We have been able to accelerate the myriad ways we navigate in the world, in our physical and mental transport. Modern technology seems to have no limit when it comes to the way we imagine our pace in the future. Meanwhile, most of the rest of the world operates in the same tempo that it always has, a tempo for which perhaps, teleologically anyway, it has been designed. Granted flight and increased mobility in birds and animals evolved but these changes occurred over eons. My grandparents lived to see horses become the horsepower in automobile engines, and balloon excursions become transcontinental jet travel. Under the contrails we see every winter day, flocks migrate, animals and reptiles hibernate, and an entire kingdom of insects leave eggs behind to continue their kind in the coming year.
We often view time as the layered progression of what we call history and often it is only our story that is the focus and crux of the tales. Similarly, the rest of our surroundings exists in physical layers above, below, and within us. Like swimming underwater, when we are able to see the sandy bottom and the surface with a sky and its atmosphere beyond the membrane of the water’s surface, our existence is only held within all the other parts, players, and aspects of the on-going story of the earth we share. To believe that we as a species or even as individuals have a point of view that is somehow exclusive is to ignore all of the otherwise inexplicable mysteries of existence.

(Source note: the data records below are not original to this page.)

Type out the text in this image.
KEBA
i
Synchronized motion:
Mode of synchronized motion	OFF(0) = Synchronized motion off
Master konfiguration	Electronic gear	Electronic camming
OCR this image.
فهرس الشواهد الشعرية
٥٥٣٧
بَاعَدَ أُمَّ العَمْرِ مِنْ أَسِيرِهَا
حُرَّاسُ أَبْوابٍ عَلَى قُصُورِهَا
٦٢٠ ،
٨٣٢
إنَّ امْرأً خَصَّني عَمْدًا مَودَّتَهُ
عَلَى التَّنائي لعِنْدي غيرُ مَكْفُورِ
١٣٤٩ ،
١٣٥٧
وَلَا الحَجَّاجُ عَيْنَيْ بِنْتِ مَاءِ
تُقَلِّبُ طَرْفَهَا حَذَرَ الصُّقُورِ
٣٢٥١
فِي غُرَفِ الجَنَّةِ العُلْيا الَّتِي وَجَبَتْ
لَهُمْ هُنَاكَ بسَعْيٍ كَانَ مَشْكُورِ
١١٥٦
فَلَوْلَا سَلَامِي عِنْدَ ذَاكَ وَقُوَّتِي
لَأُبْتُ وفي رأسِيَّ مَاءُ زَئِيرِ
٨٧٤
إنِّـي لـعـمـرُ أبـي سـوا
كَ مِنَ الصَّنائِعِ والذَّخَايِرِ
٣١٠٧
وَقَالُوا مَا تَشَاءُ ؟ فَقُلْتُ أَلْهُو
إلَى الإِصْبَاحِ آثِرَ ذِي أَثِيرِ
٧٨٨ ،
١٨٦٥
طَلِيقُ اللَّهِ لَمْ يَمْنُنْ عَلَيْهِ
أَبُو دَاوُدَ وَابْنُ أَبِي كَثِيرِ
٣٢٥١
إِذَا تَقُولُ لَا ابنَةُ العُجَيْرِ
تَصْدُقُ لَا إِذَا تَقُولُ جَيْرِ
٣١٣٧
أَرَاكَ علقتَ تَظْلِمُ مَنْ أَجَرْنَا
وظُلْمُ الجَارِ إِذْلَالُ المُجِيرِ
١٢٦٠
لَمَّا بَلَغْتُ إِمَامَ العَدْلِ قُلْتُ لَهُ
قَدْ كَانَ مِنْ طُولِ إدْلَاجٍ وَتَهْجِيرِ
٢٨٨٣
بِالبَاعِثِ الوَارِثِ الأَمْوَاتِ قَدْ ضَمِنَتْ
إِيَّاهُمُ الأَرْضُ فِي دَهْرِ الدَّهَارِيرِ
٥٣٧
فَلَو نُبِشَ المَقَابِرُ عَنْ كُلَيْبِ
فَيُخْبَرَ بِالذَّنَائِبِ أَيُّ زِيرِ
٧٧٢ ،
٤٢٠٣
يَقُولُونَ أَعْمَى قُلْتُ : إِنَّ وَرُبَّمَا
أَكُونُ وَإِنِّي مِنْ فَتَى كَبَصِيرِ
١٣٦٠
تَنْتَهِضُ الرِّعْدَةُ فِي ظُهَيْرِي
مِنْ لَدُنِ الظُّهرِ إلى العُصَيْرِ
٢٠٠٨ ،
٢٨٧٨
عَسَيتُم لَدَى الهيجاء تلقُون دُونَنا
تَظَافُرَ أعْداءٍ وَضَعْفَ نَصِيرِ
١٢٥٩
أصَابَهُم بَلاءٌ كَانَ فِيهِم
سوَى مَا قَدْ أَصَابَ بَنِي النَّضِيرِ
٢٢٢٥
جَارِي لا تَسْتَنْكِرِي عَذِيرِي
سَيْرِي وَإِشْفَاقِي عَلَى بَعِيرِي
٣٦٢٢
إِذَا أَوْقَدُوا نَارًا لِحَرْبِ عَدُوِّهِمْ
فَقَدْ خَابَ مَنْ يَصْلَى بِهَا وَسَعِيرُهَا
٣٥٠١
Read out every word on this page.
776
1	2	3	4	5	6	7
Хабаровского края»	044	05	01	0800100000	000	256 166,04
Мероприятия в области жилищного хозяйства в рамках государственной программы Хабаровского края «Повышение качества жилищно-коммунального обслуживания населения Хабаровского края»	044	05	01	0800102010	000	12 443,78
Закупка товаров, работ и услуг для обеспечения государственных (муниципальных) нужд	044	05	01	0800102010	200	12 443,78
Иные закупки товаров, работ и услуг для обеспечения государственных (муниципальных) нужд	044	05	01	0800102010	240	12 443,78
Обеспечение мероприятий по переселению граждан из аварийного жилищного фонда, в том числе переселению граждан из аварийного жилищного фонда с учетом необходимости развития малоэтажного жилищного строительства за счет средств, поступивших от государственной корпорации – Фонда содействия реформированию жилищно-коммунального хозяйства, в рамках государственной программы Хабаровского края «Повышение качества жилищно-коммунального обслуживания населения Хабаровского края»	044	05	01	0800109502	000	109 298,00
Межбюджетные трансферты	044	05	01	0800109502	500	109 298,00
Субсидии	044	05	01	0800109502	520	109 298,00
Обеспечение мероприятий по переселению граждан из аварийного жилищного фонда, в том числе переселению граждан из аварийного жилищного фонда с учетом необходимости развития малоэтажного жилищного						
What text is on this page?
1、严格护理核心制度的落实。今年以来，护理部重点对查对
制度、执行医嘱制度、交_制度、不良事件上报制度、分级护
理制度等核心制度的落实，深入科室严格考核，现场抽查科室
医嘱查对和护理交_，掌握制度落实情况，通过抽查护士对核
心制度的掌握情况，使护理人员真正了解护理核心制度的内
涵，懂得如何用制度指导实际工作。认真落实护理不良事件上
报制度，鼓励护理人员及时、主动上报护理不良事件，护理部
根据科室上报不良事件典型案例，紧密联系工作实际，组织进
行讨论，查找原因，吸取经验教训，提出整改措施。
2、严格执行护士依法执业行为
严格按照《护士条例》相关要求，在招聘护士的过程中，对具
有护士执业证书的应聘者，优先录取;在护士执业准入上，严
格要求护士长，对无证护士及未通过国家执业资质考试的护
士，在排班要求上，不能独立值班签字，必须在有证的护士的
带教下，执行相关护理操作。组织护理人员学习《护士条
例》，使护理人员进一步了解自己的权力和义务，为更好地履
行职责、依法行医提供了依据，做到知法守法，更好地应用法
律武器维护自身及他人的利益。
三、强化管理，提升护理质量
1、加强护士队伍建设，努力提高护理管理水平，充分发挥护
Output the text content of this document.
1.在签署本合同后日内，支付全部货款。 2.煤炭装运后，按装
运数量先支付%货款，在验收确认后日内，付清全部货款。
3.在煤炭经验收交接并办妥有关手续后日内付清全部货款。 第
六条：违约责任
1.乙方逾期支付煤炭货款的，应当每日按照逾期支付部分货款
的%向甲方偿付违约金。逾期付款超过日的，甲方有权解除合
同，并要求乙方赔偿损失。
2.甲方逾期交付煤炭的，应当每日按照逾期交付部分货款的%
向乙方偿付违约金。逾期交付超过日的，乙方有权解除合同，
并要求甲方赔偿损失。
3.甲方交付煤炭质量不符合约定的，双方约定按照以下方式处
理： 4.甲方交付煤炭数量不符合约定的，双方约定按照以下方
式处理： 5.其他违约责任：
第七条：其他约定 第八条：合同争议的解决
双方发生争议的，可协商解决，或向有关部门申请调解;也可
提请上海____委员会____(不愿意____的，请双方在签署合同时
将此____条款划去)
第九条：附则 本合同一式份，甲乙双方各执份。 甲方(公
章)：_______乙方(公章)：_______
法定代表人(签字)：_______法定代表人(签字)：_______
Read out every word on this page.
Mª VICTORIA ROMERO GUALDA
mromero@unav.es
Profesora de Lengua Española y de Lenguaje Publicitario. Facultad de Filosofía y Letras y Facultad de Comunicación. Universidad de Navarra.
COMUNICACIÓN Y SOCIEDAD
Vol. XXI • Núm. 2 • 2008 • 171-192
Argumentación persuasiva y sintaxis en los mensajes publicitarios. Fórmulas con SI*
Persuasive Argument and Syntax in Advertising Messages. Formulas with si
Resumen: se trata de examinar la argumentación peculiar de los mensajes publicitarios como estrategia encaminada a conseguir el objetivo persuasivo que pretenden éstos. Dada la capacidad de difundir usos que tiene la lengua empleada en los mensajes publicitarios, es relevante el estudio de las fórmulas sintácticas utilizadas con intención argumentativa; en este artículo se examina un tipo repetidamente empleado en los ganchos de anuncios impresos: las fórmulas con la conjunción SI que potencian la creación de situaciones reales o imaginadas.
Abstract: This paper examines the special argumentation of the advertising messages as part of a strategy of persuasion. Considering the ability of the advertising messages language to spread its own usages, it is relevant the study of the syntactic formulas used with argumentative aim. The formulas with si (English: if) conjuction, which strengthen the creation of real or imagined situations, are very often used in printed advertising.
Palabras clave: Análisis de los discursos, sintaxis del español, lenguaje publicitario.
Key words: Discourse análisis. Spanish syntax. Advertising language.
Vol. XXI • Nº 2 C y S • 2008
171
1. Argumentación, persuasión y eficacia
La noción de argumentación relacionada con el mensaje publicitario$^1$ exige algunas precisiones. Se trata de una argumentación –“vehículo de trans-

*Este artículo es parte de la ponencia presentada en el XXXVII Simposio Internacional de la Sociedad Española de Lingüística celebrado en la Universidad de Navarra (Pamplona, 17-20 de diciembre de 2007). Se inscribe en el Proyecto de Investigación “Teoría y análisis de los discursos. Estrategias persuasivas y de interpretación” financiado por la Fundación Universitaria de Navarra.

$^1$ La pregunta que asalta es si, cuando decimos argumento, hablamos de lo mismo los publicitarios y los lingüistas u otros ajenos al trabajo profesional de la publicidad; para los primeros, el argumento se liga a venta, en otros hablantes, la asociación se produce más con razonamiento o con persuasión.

Faith usually is that demanding practice coming from belief and our willingness to subscribe to it alone. Our relationship with the rest of existence is often based on allowing the hypothetical strength of this kind of faith to shield our fragile physical and demanding mental states from the outside world, as we call it. When we have become so wrapped up inside that we stop seeing, hearing, receiving the on-going pulse of that outside world, then our beliefs become more than just a blind spot. Anchored to this kind of belief we lose the capacity to witness and live in the very world we nonetheless occupy.